Suppose Threads 0 and 1 are executing concurrently and represent users A and B respectively. Now consider the situation where A and B want to transfer money to each other: A wants to transfer 20 bucks to B, while B wants to transfer 40 bucks to A.

Two threads deadlocked with each other
Figure 1. An example of deadlock

In the path of execution highlighted by Figure 1, both threads concurrently execute the Transfer() function. Thread 0 acquires the lock of acctA while Thread 1 acquires the lock of acctB. Now consider what happens. To continue executing, Thread 0 needs to acquire the lock on acctB, which Thread 1 holds. Likewise, Thread 1 needs to acquire the lock on acctA to continue executing, which Thread 0 holds. Since both threads are blocked on each other, they are in deadlock.

While the OS provides some protection against deadlock, programmers should be mindful about writing code that increases the likelihood of deadlock.
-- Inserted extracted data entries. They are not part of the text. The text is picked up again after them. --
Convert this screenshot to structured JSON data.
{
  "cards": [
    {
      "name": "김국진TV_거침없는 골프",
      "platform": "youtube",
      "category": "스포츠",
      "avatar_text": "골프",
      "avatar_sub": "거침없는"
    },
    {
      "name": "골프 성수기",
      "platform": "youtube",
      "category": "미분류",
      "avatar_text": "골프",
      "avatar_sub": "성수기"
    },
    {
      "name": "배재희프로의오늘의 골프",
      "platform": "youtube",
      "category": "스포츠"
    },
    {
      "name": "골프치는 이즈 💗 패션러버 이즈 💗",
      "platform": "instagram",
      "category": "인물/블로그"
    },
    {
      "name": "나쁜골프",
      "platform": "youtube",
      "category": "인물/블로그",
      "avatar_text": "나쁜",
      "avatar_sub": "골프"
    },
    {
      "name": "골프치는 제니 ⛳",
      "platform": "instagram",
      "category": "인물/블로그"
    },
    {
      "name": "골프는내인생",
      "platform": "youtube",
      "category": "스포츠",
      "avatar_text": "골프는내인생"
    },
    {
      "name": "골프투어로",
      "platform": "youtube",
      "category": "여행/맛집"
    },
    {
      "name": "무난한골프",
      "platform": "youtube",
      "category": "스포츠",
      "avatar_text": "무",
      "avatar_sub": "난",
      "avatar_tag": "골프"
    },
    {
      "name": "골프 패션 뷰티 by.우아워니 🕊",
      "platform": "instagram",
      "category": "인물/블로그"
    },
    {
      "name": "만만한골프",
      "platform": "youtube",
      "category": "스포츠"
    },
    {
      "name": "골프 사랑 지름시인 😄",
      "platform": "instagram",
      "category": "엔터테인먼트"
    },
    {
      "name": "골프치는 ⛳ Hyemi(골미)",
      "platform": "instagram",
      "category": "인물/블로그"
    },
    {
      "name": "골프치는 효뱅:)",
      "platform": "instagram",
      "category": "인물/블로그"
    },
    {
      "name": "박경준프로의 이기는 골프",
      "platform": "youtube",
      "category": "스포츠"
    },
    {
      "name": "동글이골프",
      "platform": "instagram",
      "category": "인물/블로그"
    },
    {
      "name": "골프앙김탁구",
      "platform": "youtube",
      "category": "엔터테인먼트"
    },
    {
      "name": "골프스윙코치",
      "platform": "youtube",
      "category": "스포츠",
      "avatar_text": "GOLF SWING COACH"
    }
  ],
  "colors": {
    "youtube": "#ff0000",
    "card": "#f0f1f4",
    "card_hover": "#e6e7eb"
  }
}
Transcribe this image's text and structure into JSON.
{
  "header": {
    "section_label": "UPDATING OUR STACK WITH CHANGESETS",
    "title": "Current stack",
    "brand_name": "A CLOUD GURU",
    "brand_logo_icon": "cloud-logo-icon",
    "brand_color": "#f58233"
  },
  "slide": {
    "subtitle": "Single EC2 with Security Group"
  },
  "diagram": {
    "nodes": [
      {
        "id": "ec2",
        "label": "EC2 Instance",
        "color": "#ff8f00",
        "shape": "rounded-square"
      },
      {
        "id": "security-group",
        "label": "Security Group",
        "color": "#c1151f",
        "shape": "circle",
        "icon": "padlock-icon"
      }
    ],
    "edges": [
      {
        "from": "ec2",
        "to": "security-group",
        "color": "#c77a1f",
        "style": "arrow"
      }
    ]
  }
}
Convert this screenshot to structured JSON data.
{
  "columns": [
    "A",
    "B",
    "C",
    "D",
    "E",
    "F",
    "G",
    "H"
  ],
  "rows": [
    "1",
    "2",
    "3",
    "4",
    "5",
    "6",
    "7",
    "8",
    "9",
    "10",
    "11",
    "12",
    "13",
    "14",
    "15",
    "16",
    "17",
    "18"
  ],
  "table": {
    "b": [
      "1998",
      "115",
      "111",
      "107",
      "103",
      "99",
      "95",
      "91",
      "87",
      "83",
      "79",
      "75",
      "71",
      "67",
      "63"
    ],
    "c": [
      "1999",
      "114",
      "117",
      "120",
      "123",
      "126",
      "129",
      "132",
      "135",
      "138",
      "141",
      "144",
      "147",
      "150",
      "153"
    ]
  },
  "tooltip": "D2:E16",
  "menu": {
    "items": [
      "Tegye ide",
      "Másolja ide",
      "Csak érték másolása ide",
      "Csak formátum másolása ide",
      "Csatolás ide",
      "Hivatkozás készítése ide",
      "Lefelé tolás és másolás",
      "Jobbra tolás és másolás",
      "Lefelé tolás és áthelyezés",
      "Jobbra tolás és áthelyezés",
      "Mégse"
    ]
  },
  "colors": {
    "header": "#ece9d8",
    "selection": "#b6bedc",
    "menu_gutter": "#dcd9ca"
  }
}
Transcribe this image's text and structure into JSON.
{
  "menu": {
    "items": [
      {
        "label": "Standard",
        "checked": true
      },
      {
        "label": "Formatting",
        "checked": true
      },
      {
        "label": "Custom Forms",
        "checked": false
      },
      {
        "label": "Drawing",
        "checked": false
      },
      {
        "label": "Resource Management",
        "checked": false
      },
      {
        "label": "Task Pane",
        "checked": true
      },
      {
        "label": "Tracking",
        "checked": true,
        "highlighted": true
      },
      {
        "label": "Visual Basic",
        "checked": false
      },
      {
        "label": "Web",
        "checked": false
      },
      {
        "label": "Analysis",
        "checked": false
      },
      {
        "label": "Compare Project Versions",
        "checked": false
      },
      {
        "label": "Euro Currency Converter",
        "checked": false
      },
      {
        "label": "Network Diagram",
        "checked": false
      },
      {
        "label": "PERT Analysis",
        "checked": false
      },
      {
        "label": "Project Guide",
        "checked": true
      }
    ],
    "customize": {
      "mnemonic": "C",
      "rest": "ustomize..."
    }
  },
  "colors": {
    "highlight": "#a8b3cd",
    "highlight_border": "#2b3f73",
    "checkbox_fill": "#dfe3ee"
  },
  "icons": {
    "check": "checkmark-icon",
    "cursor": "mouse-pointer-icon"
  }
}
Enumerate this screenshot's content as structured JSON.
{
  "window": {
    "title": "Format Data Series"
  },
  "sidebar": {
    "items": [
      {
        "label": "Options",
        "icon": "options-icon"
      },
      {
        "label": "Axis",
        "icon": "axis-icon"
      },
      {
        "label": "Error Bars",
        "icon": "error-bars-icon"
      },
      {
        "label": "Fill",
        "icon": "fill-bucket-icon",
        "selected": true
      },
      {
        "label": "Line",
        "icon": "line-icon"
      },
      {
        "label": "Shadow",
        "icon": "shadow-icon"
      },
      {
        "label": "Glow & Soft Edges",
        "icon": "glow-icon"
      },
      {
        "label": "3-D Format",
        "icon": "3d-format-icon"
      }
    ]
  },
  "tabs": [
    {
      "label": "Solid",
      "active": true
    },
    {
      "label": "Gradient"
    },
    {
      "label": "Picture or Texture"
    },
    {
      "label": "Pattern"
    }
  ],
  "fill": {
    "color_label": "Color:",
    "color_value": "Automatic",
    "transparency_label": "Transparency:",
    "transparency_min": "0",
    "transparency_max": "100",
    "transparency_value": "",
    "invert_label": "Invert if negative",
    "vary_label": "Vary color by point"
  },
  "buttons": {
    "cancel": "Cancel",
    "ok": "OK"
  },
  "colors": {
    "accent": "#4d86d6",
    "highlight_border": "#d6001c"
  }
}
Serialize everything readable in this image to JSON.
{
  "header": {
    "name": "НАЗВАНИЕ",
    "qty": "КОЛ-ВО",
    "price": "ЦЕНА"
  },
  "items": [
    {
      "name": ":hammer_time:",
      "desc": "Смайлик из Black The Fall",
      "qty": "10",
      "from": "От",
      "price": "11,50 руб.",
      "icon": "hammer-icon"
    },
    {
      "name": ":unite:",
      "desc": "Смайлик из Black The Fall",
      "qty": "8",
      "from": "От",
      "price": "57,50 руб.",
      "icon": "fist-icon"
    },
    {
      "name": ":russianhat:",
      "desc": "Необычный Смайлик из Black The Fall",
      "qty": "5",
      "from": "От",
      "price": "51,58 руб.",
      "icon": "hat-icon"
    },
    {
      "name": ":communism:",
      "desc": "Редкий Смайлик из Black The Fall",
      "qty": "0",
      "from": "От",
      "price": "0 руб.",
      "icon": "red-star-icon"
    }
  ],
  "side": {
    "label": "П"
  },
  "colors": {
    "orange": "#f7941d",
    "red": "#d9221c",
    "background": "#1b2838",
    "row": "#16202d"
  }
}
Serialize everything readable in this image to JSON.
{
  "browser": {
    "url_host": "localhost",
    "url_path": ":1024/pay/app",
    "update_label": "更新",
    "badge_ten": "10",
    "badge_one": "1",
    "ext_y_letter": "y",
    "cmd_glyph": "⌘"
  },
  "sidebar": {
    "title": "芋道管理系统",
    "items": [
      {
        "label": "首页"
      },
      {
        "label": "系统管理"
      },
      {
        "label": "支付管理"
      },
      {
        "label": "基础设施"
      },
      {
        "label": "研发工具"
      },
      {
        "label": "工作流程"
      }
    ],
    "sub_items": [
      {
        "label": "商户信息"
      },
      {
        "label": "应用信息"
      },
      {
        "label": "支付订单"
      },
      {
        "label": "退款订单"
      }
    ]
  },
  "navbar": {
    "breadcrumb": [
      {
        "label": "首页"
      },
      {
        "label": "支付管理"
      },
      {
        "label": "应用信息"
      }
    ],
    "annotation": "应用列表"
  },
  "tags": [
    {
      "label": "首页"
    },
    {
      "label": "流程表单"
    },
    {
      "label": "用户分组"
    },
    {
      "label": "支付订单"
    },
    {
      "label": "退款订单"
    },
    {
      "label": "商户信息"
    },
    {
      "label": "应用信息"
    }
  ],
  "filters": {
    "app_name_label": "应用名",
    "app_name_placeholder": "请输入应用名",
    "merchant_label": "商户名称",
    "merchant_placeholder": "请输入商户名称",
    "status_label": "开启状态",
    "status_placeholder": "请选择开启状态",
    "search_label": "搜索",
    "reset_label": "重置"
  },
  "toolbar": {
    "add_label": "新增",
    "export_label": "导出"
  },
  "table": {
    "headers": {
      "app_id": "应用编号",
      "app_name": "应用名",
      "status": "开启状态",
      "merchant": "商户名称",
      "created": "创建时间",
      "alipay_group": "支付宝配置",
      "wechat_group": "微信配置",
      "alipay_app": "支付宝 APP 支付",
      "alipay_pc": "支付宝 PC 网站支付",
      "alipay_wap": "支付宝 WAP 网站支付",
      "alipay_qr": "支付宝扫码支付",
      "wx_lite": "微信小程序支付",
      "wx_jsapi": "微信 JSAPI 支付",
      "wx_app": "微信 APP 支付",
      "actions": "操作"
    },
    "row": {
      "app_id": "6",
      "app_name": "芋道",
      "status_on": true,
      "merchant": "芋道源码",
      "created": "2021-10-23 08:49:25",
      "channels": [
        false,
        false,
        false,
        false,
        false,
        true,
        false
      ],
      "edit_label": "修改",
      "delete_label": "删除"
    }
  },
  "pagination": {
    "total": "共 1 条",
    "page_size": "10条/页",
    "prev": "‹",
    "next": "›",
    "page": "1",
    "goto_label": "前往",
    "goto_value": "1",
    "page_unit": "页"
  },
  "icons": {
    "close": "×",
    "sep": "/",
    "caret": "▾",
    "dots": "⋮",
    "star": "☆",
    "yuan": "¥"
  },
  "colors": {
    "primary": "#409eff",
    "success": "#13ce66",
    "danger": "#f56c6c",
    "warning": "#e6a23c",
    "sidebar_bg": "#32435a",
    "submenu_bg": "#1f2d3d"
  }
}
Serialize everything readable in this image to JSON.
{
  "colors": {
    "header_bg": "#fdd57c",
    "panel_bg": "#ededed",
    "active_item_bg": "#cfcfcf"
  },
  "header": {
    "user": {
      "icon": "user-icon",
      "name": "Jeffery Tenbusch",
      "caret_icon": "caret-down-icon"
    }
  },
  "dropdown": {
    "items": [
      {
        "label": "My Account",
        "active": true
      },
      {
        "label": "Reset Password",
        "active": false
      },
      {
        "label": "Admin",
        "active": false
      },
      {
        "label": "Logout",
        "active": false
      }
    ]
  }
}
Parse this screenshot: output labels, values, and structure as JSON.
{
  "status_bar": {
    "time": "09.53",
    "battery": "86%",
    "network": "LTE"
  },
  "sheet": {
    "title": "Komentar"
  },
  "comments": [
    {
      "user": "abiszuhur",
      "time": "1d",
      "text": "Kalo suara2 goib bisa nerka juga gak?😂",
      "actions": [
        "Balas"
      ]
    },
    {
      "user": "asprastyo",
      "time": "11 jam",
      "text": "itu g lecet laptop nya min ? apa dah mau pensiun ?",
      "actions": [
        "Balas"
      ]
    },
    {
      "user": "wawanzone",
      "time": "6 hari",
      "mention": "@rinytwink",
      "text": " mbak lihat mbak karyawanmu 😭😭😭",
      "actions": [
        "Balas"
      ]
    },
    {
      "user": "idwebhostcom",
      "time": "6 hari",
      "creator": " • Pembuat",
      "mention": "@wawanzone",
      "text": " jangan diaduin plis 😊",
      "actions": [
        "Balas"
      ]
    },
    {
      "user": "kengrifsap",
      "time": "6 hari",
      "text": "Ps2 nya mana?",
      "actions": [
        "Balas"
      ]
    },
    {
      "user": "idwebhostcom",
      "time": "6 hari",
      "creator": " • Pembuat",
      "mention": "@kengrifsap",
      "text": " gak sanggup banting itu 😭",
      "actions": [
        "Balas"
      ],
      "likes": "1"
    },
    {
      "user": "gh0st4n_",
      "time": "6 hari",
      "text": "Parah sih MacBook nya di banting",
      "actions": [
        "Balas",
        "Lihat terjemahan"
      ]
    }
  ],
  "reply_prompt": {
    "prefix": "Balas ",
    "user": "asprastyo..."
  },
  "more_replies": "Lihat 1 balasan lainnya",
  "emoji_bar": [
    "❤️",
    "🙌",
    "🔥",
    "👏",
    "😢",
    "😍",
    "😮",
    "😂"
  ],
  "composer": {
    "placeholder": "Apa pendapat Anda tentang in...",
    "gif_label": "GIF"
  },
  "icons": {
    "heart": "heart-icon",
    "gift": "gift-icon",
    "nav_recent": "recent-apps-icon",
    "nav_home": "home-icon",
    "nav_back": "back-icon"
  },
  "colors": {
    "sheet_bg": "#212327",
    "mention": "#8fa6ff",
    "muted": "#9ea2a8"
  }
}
For example, the above scenario could have been avoided by re-arranging the locks so that each lock/unlock pair surrounds only the balance update statement associated with it:

void *Transfer(void *args){
    //argument passing removed to increase readability
    //...

    pthread_mutex_lock(&fromAcct->lock);
    fromAcct->balance -= amt;
    pthread_mutex_unlock(&fromAcct->lock);

    pthread_mutex_lock(&toAcct->lock);
    toAcct->balance += amt;
    pthread_mutex_unlock(&toAcct->lock);

    return NULL;
}

Deadlock is not a situation that is unique to threads. Processes (especially those that are communicating with each other) can deadlock with each other. Programmers should be mindful of the synchronization primitives they use, and the consequences of using them incorrectly.